In addition to attracting great talent to the role of mayor of Orange City (not the name), consolidation would have two primary benefits, the first being significance. With over 3.1 million people, Orange City would become the third most-populous city in the U.S., after New York and Los Angeles. With this size comes relevance in the national debate and the ability to attract private and public capital. Today, Orange County politicians struggle mightily to attract even our fair share of money from both Sacramento and Washington.

Anaheim’s Mayor Tom Tait complained to me recently that no one notices him at the U.S. Council of Mayors’ events, but, when Los Angeles Mayor Eric Garcetti goes to Washington, he brings home megabucks for local projects like cleaning up the Los Angeles River. Orange County Supervisor Todd Spitzer, a former state assemblyman, pointed out that California returns to our community a far lower percentage of the property tax collected in Orange County that the state returns to Oakland or Los Angeles.

The second main reason to unite Orange City is efficiency. Today, we have 34 cities with 34 mayors and city councils. We have redundant fire departments, police departments and water districts. Orange County politics feels like a tribal system where everyone protects his turf and makes local decisions without much regard for the greater good. Big ideas are subsumed to small ones that can survive. Most importantly, we are wasting millions of dollars paying for bureaucracies instead of creating effective programs to grow our communities and provide value for our citizens…..”

Spitz does note OC’s diversity, but a single government model seems to lack a certain practicality.  The needs of Santa Ana are very different from the needs of Laguna Beach.  And while we’re talking about redundant police and fire departments, Spitz makes no mention of school districts.  Given the Register’s long held position that public schools are “government schools,” is it practical to unite all the school districts as well.

And why stop at counties?  Perhaps we should eliminate all city and county government entirely and let the state run everything?  Why stop at state governments, perhaps the feds can manage all manner of road repairs, count on a national police force, and a federally run public school system.

The goal by Spitz seems to be more rooted into re-classifying Orange County into “Orange City” so that perhaps the Orange City Register could have the clout of say, the New York Times or the LA Times.  Tom Tait complains no one notices him at a US Council of Mayors event?  Tom Tait doesn’t have the dynamic personality of Eric Garcetti or Rahm Emmanuel.  With the county’s voter registration still favoring Republicans and the paper’s inclination to support the right wing, we’re skeptical that the real reason Spitz wants a large metropolitan unified government is to further solidify a conservative Republican base to thwart Democratic party gains in key cities throughout OC.

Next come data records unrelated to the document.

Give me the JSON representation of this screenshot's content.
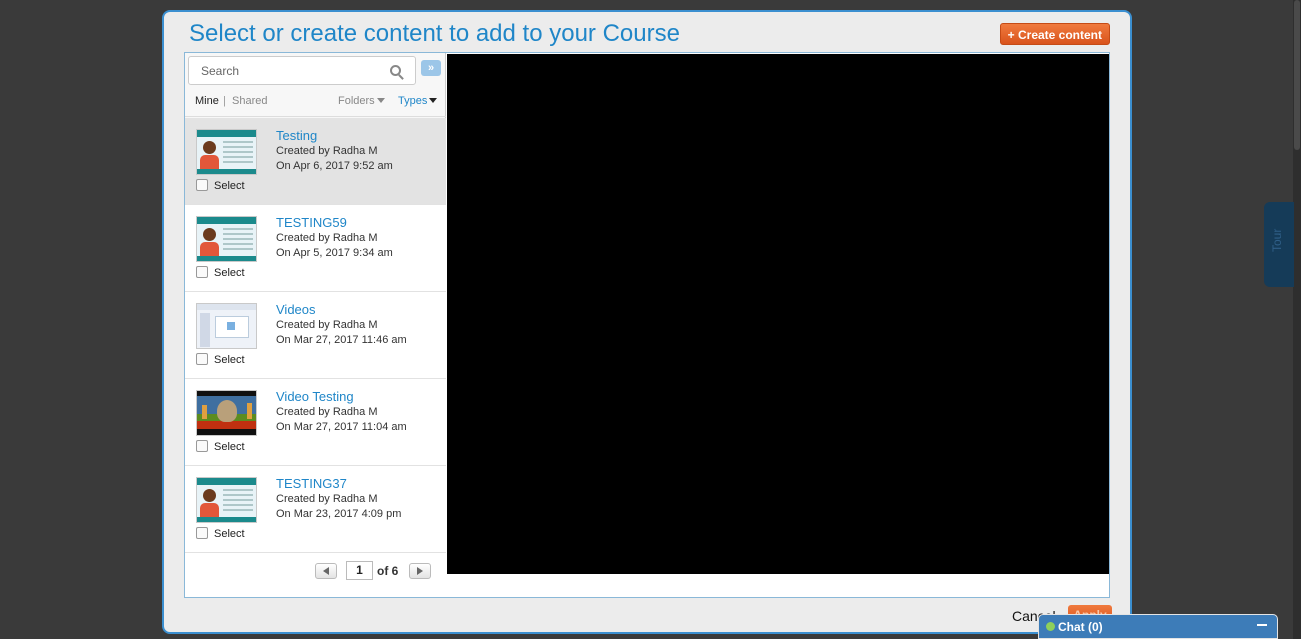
{
  "modal": {
    "title": "Select or create content to add to your Course",
    "create_button": "+ Create content"
  },
  "search": {
    "placeholder": "Search"
  },
  "filters": {
    "mine": "Mine",
    "separator": "|",
    "shared": "Shared",
    "folders": "Folders",
    "types": "Types"
  },
  "items": [
    {
      "title": "Testing",
      "created_by": "Created by Radha M",
      "date": "On Apr 6, 2017 9:52 am",
      "select_label": "Select",
      "thumb": "slide"
    },
    {
      "title": "TESTING59",
      "created_by": "Created by Radha M",
      "date": "On Apr 5, 2017 9:34 am",
      "select_label": "Select",
      "thumb": "slide"
    },
    {
      "title": "Videos",
      "created_by": "Created by Radha M",
      "date": "On Mar 27, 2017 11:46 am",
      "select_label": "Select",
      "thumb": "screen"
    },
    {
      "title": "Video Testing",
      "created_by": "Created by Radha M",
      "date": "On Mar 27, 2017 11:04 am",
      "select_label": "Select",
      "thumb": "cartoon"
    },
    {
      "title": "TESTING37",
      "created_by": "Created by Radha M",
      "date": "On Mar 23, 2017 4:09 pm",
      "select_label": "Select",
      "thumb": "slide"
    }
  ],
  "pager": {
    "current": "1",
    "total_label": "of 6"
  },
  "footer": {
    "cancel": "Cancel",
    "apply": "Apply"
  },
  "tour": {
    "label": "Tour"
  },
  "chat": {
    "label": "Chat  (0)"
  },
  "colors": {
    "accent": "#1f86c8",
    "button": "#e5622a",
    "preview": "#000000"
  }
}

Frankly, the best forms of government are usually local.  Drill down even further from cities into neighborhood groups and homeowner’s associations that are sometimes even more responsive than cities.

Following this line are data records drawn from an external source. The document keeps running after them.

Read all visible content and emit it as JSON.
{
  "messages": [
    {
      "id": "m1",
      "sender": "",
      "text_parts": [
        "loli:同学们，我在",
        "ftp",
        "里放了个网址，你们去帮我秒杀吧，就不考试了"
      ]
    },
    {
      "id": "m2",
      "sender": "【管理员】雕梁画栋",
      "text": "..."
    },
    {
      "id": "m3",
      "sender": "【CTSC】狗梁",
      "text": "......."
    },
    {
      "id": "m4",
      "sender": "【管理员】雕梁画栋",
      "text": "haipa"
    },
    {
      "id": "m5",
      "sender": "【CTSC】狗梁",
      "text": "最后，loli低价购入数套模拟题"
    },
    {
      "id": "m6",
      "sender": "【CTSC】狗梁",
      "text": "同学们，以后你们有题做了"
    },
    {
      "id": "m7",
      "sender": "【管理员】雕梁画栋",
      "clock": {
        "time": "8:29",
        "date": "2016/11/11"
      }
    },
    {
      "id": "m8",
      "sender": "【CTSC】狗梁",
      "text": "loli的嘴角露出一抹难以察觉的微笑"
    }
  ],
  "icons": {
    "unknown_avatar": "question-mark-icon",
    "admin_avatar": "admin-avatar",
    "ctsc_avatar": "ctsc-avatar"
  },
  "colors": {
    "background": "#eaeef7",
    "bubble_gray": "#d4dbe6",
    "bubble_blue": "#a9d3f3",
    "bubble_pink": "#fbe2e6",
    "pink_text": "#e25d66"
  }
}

It’s our opinion the metropolitan Orange City concept is far more about marketing than merit.

 

4 Comments

  1. Jose, don’t you want a beige house with a red tile roof? No chickens allowed.

  2. Its a dumbed idea because even San Diego has several suburbs. The better idea would combine for funding purposes at the state level-Anaheim,Santa Ana, Irvine, California demographics shows Anaheim at about 350,000, Santa Ana at 335,000 and Irvine at 250,000. That gives you a city over 800,000. Its like the St Paul-Minneapolis in Minnesota which also gives them more clout that way or just Anaheim-Santa Ana which gives you a city near 700,000. In fact I see some good in the future even with the high housing costs. The space program is gearing up with doing newer deliveries systems for satettles and Nasa needs a replacement for rocket system for getting to the international space station and the long term Mars goal. Also, Republicans are beefing up defense spending again which means that California will get a shot in aerospace since even Brown did a lot of tax breaks for aerospace until 2024. Also, e-commerce small companies are taking off, and while some California companies leave California foreign companies like Australia, Korea, France, China are company in. There was an Australian aerospace company that had a job ad for Anaheim.Also, if Mexico’s oil reforms worked by selling some of the oil fields to foreigners and Mexicans get better paying jobs than they usually do in Mexico less immigration by people with grade school education from Mexico and Central America to Orange County.